O perigo é quando essa aceitação é forçada. Antes, as palavras nasciam do uso orgânico que se fazia delas. Amizade retratava laços reais, coragem se referia a atos concretos.
Mas agora as palavras são injetadas como vírus de pensamento. A palavra resiliência, por exemplo, é usada para que você aceite o inaceitável. O termo empatia é usado para calar discordâncias, e há casos extremos de eliminação de palavras.
Né? Em 2023, por exemplo, o termo mérito foi praticamente banido das políticas educacionais, sendo substituído, por exemplo, por todas as ideias de esforço individual. E quando uma palavra conceito também.
. . Kraus previu isso quando denunciou que a imprensa tinha se tornado uma divindade secular.
Essa era a expressão dele, que decidia o que podia ou não podia existir. Hoje, os algoritmos e os filtros das redes sociais fazem o mesmo e eles enterram termos como liberdade individual e forçam o uso, no lugar dessa expressão, de outra, como por exemplo, bem coletivo. Então percebam que o vírus da mente age na percepção, não no comportamento direto.
O infectado não é forçado a obedecer, mas ele aceita a obediência porque a sua linguagem não lhe dá outras alternativas. Assim, o pensamento se torna linear, se torna binário, se torna previsível. A palavra vacina não é mais uma escolha médica, mas é um teste de lealdade, não é mesmo?
A palavra progresso, bom, ela também foi sacralizada. Alguém hoje tem coragem, nos dias de hoje, de dizer que o progresso não é sempre positivo? Claro que não.
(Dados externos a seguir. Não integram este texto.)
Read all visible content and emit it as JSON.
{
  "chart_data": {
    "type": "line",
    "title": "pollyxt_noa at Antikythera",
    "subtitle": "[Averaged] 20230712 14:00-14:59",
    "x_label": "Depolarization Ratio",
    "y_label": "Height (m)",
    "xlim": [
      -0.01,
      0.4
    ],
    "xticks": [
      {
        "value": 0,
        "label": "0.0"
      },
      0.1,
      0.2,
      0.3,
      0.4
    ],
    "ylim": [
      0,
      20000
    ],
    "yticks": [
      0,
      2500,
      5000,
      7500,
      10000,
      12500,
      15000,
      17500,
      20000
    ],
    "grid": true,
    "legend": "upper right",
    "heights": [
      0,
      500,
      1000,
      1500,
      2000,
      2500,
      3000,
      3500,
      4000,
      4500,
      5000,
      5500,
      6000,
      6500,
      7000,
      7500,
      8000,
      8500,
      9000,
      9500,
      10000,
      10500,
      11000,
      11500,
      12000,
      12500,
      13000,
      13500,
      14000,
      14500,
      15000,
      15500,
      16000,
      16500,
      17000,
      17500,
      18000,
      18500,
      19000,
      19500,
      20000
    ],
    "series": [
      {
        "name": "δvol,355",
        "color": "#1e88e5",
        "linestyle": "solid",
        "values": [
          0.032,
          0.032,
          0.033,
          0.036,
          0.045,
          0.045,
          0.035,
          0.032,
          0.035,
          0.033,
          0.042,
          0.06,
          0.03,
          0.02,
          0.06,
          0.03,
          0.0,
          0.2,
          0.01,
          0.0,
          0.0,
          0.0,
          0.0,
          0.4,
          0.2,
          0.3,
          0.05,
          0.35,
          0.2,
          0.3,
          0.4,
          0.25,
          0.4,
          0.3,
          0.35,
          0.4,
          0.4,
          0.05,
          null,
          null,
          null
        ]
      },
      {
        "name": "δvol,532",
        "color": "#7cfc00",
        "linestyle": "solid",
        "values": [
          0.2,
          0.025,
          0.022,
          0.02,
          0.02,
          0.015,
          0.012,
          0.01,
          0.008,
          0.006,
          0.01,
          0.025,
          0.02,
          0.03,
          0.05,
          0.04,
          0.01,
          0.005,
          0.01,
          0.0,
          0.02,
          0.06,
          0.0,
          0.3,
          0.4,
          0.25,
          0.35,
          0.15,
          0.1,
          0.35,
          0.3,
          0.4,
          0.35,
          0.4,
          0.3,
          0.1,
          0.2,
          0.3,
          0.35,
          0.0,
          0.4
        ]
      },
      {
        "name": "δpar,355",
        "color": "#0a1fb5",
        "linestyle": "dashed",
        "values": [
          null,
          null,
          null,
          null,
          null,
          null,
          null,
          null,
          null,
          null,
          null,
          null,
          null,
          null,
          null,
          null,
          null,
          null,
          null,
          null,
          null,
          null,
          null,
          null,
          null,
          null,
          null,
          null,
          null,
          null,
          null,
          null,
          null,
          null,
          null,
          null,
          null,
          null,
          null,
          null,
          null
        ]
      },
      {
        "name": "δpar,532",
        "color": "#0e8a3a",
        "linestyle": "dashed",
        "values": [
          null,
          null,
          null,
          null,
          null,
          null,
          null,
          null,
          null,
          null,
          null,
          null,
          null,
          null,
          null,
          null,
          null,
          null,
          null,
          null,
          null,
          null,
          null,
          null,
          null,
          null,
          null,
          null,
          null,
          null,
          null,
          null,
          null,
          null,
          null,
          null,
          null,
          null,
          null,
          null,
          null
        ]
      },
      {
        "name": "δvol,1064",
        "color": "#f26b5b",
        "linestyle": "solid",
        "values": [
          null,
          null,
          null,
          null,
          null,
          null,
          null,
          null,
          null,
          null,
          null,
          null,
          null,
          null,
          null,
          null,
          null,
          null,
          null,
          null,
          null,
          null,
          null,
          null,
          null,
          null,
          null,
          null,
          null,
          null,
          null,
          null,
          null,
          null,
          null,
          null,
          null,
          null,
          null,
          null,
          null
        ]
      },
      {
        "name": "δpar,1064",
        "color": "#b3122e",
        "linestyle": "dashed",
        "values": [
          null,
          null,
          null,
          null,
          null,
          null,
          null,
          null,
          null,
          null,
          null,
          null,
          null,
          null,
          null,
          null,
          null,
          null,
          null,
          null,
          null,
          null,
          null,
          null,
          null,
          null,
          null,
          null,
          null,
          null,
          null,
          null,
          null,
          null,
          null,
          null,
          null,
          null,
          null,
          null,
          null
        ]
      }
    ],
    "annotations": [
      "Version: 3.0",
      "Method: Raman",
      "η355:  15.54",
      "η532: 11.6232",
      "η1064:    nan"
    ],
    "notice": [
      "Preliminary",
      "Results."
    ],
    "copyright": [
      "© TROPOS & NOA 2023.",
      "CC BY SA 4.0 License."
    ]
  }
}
E por quê? Porque questionar virou uma forma de transgressão, refletir se transformou numa forma de traição. A massa infectada não duvida; a massa infectada tem certezas programadas.
Kraus afirmava, com maravilhosa ironia, que ser um jornalista é não ter um pensamento e mesmo assim saber eximi-lo. Isso, desgraçadamente, é hoje o comportamento de milhões e milhões de pessoas. A dúvida, portanto, ela é o antídoto, mas não basta idealizar a dúvida.
Não, a dúvida exige uma estratégia: perguntar de onde veio isso. Funciona individualmente, mas o vírus não; o vírus é sistêmico. Então a dúvida precisa também de amplificação.
A dúvida precisa ser tão repetida quanto o próprio vírus. Nós precisamos perguntar para nós mesmos: eu penso ou eu apenas repito? Hoje, a escolha é entre ser hospedeiro do vírus ou um combatente.
E o nosso dever é quebrar as palavras impostas, não permitir que o vírus vença. É verdade, é verdade que ele está em toda parte, meus caros. Mas a nossa luta também pode estar em toda parte.
É isso. Um grande abraço para vocês!